Questa paura e questo stato di allerta, ci protegge quindi dalle infezioni, e per uno stato emergenziale (un evento che si risolve velocemente) può anche essere funzionale. I mass media hanno esplicitato un tema di sopravvivenza insito della specie umana, hanno messo quindi sotto controllo volontario un’azione che in natura sarebbe già stata normale.

Uno stato di allerta prolungato, se si cronicizza, può diventare dannoso e portare a stress cronico con importanti ripercussioni psicopatologiche (Seyle, H; 1956).

Alla lunga stiamo diventando intolleranti all’errore. Si sta formando l’idea che l’altro stia diventando un ostacolo dannoso da schivare e non più una persona un po’ innervosita alla quale hai pestato un piede, alla quale porgere scuse.


Una ferita affettiva?


Ci sono poi le persone che possono avvicinarsi a meno di un braccio da noi, quelle che saluteremmo stringendole forte e non con un colpo di gomito. Quelle delle quali vorremmo sentire il calore fisico, non solo quello delle parole.

L’essere umano è un mammifero e sin dalla nascita ha bisogno del calore fisico degli abbracci (H.Harlow,1958). Questi sono il primo strumento con il quale la madre attraverso le sue mani e con la qualità e il calore del suo abbraccio fa sentire al figlio la sua protezione e gli dà conferma della sua esistenza. Almeno in parte è per questo che siamo depressi, le terribili immagini di Bergamo hanno associato la spontaneità di un gesto di profondo amore con una morte crudele, resa ancora più terribile da non poterla celebrare secondo i riti della nostra cultura.

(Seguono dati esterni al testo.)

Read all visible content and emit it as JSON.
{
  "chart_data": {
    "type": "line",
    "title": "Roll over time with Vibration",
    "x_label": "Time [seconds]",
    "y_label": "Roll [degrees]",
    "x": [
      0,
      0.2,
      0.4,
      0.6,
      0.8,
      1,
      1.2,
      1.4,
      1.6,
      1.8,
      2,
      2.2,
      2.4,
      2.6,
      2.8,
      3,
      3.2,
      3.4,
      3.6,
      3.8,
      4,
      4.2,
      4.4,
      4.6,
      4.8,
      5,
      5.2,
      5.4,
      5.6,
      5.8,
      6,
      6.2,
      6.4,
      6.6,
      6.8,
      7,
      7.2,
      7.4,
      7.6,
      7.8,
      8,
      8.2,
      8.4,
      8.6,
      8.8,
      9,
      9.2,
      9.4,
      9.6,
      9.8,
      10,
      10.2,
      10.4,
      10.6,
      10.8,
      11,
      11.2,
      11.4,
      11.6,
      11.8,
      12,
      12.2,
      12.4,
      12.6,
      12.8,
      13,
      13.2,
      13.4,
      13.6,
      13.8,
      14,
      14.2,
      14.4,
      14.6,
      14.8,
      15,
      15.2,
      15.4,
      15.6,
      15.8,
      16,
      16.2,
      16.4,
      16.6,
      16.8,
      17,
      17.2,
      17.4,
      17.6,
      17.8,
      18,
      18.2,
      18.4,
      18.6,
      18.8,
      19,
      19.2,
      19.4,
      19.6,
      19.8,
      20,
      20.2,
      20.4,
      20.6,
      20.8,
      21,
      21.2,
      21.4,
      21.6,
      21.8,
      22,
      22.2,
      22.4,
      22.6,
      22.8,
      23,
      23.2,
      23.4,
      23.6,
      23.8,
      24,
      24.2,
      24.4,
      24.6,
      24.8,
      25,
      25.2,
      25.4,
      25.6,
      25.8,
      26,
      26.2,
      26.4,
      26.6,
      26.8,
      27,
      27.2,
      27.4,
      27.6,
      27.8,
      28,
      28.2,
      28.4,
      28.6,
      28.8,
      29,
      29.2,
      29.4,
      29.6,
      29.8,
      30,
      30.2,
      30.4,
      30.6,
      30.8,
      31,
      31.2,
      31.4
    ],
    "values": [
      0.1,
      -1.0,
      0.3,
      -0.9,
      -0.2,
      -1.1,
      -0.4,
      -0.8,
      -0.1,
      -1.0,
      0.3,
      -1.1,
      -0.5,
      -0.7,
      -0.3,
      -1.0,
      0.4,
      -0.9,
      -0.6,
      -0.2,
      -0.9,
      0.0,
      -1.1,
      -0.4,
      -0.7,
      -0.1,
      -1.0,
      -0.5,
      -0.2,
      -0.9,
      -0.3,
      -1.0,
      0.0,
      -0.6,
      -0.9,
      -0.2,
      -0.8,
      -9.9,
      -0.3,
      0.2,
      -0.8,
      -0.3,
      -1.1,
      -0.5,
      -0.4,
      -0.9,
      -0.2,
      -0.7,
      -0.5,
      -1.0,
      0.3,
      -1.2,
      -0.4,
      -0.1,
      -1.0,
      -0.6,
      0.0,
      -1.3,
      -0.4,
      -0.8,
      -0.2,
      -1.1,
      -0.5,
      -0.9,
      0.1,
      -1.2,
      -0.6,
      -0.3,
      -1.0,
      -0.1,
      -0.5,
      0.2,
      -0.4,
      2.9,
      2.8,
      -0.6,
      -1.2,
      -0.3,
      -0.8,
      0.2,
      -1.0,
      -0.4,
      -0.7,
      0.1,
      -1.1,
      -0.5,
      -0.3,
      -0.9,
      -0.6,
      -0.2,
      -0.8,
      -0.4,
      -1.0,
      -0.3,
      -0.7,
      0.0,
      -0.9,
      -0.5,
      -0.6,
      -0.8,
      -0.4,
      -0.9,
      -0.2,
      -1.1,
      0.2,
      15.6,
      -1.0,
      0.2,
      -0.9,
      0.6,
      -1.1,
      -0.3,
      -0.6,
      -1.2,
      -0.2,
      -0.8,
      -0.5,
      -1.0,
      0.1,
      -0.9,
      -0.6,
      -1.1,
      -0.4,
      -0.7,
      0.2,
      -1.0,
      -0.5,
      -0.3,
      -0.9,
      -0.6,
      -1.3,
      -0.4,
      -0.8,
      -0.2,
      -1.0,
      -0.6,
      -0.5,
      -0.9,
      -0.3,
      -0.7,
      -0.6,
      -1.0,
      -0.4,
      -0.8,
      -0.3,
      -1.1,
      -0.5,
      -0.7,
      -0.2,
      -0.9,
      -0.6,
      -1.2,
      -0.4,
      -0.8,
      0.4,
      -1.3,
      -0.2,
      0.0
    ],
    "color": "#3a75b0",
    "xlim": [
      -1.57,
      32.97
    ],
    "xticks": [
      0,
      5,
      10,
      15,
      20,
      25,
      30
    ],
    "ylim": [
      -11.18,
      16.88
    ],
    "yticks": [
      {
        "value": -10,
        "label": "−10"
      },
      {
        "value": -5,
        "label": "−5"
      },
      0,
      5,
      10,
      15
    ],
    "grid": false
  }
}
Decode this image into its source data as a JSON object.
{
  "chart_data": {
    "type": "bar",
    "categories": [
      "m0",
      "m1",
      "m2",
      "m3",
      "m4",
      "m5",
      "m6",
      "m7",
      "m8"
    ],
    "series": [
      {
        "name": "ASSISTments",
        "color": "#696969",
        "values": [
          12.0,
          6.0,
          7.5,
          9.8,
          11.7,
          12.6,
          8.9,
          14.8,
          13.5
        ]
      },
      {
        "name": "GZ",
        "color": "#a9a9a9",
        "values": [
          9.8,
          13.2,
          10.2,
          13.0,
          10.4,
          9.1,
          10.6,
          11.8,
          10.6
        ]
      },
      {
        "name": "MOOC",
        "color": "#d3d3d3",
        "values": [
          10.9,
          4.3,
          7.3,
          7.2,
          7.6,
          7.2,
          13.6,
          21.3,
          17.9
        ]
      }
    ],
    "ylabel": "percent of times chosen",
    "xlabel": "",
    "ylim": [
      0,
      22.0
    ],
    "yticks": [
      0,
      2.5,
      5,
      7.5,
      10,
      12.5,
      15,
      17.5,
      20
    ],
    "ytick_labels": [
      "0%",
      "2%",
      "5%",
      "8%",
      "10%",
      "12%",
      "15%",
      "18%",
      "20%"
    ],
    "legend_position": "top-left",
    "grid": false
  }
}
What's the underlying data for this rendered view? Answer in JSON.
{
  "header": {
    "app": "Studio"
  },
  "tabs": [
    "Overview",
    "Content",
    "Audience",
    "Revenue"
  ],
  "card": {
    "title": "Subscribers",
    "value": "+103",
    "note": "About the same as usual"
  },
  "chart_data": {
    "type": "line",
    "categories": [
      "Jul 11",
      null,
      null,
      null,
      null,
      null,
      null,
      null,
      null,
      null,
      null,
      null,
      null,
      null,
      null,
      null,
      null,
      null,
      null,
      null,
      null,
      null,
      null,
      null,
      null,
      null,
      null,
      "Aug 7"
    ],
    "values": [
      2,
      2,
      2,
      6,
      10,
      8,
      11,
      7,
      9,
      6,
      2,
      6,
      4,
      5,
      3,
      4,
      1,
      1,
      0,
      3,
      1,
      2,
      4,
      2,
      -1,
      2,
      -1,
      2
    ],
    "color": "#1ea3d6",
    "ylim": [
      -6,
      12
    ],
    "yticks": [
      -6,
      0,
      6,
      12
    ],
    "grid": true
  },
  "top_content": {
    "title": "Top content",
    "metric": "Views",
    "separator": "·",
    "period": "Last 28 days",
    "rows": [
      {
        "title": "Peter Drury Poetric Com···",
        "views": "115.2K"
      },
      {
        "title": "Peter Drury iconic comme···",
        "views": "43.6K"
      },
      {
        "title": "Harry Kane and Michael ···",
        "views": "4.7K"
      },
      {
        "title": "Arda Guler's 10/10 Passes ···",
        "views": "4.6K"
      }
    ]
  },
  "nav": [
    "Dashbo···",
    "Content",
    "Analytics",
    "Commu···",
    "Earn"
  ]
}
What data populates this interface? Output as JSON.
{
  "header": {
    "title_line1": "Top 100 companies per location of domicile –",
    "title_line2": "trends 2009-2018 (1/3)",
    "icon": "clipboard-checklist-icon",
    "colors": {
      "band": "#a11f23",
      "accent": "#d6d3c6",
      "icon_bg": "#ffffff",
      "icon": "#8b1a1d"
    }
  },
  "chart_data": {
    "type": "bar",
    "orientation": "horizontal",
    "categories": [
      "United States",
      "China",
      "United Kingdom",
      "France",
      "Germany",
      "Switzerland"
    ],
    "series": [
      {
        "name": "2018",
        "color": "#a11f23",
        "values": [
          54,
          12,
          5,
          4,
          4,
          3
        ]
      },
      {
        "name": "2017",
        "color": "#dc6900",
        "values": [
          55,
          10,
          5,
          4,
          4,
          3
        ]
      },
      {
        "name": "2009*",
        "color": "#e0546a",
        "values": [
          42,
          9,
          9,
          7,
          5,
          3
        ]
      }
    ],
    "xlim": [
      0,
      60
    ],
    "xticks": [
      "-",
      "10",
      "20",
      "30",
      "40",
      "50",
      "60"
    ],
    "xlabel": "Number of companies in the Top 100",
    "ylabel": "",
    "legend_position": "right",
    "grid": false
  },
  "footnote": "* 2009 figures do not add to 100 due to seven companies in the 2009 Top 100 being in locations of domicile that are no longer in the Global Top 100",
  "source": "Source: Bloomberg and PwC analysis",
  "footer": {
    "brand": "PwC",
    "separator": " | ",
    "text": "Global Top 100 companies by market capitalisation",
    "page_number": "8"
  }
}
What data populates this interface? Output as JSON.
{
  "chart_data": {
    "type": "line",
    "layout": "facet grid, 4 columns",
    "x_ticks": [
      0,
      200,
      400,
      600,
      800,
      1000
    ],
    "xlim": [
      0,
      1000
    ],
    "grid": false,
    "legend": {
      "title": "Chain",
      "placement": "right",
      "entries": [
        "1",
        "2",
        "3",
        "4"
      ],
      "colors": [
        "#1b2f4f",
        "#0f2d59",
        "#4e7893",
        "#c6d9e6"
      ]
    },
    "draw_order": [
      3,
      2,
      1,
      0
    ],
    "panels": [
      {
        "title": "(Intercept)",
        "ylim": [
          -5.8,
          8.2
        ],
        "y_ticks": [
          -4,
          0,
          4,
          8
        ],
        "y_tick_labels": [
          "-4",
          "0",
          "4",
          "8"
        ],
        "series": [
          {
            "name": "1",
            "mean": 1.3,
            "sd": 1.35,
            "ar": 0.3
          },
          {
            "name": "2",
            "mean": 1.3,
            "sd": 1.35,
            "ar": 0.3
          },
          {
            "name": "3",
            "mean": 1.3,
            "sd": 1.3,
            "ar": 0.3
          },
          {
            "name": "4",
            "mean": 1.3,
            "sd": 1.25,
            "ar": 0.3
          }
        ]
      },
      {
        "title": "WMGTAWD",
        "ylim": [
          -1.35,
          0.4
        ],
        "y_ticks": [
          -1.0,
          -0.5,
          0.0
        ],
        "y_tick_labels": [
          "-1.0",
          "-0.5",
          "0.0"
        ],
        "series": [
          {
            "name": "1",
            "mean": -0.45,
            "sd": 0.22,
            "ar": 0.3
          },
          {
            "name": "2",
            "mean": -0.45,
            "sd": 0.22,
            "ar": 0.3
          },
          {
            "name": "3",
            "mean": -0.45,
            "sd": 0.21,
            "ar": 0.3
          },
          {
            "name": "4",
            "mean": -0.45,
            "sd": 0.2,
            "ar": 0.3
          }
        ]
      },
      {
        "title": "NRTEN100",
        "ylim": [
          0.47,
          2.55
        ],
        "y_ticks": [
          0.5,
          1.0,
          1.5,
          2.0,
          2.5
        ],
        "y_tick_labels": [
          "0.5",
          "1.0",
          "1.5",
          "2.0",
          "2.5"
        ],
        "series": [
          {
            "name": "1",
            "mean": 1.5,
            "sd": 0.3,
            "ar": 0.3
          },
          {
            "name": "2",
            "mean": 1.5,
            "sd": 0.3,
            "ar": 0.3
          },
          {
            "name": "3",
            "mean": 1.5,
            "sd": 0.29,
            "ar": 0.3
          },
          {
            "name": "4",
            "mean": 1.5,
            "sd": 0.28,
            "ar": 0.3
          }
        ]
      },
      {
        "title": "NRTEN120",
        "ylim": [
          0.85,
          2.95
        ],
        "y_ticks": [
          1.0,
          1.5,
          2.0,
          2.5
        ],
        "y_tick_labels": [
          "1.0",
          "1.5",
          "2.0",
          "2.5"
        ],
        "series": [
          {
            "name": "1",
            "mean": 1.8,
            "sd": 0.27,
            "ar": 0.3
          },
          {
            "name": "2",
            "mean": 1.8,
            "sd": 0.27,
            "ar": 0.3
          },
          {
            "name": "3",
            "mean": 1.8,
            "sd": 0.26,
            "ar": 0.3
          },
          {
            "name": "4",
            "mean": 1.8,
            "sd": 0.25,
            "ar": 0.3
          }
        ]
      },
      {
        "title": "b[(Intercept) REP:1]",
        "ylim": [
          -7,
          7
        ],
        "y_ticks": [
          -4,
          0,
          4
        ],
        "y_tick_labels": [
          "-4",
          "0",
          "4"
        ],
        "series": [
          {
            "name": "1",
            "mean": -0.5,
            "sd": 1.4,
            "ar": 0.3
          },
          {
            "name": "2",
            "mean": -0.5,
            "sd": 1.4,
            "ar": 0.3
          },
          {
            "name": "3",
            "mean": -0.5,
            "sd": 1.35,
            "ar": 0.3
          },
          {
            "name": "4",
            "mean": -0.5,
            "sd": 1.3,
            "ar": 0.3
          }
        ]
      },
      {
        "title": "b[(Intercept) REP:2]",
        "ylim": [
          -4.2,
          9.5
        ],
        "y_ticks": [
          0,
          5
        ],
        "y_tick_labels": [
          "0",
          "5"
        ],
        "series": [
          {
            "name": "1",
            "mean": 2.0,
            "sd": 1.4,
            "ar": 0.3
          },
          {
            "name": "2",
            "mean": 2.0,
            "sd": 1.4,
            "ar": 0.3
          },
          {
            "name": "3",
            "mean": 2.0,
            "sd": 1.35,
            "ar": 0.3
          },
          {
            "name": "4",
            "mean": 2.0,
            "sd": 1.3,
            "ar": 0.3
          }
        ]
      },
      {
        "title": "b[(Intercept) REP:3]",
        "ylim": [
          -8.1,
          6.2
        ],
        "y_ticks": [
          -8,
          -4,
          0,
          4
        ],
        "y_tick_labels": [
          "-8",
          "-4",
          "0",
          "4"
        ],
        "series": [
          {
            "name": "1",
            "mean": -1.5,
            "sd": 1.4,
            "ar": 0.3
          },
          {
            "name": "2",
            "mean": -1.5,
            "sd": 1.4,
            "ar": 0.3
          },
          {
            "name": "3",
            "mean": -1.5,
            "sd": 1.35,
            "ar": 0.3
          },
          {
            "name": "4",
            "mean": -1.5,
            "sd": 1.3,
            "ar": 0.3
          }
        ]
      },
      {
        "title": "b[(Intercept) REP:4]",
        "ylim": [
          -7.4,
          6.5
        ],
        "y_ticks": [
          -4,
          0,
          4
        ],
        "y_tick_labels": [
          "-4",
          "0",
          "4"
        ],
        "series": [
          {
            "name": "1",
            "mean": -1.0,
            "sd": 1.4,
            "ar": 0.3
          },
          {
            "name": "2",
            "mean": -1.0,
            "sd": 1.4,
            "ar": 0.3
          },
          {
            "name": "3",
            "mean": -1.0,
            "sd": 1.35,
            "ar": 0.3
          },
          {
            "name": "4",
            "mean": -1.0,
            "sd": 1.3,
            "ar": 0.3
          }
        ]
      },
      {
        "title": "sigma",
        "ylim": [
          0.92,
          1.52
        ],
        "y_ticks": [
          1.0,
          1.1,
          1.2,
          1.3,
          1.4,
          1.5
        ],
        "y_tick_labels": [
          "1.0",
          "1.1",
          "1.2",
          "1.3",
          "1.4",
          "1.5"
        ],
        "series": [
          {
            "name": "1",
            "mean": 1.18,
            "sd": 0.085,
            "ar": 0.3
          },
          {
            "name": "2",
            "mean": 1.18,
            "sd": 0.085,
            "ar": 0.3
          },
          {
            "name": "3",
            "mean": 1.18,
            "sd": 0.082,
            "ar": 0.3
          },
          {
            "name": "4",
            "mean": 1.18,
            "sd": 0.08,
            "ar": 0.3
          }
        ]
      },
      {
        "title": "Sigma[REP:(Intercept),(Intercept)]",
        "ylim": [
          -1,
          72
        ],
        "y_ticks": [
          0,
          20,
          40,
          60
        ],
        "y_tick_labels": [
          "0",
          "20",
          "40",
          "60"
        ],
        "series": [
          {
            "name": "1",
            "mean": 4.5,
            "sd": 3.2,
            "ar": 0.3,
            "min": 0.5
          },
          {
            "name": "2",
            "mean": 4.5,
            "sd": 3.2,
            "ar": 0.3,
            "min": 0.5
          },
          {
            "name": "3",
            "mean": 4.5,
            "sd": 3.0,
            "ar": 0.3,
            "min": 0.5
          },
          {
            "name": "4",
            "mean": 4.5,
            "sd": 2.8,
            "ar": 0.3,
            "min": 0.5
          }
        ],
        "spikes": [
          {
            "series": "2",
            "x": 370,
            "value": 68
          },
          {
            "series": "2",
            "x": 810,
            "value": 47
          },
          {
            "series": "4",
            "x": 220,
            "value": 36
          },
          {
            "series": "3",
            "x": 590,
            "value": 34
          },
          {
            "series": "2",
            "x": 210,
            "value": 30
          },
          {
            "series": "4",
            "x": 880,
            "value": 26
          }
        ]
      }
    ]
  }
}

L’essere umano non percepisce questa condizione come normalità, e in questo periodo si dibatte con dolore e rabbia per provare a tener viva la speranza di poterci allontanare ed avvicinare più liberamente nel più prossimo futuro.



 

BIBLIOGRAFIA


Harlow, H.F. (1958) The nature of love. American Psychologist, 13, 673–685.


Manning e M. Stamp Dawkins “ Il comportamento animale”, Bollati Boringhieri, 2003


Selye H., (1956) The Stress of life. McGraw-Hill (Paperback), New York.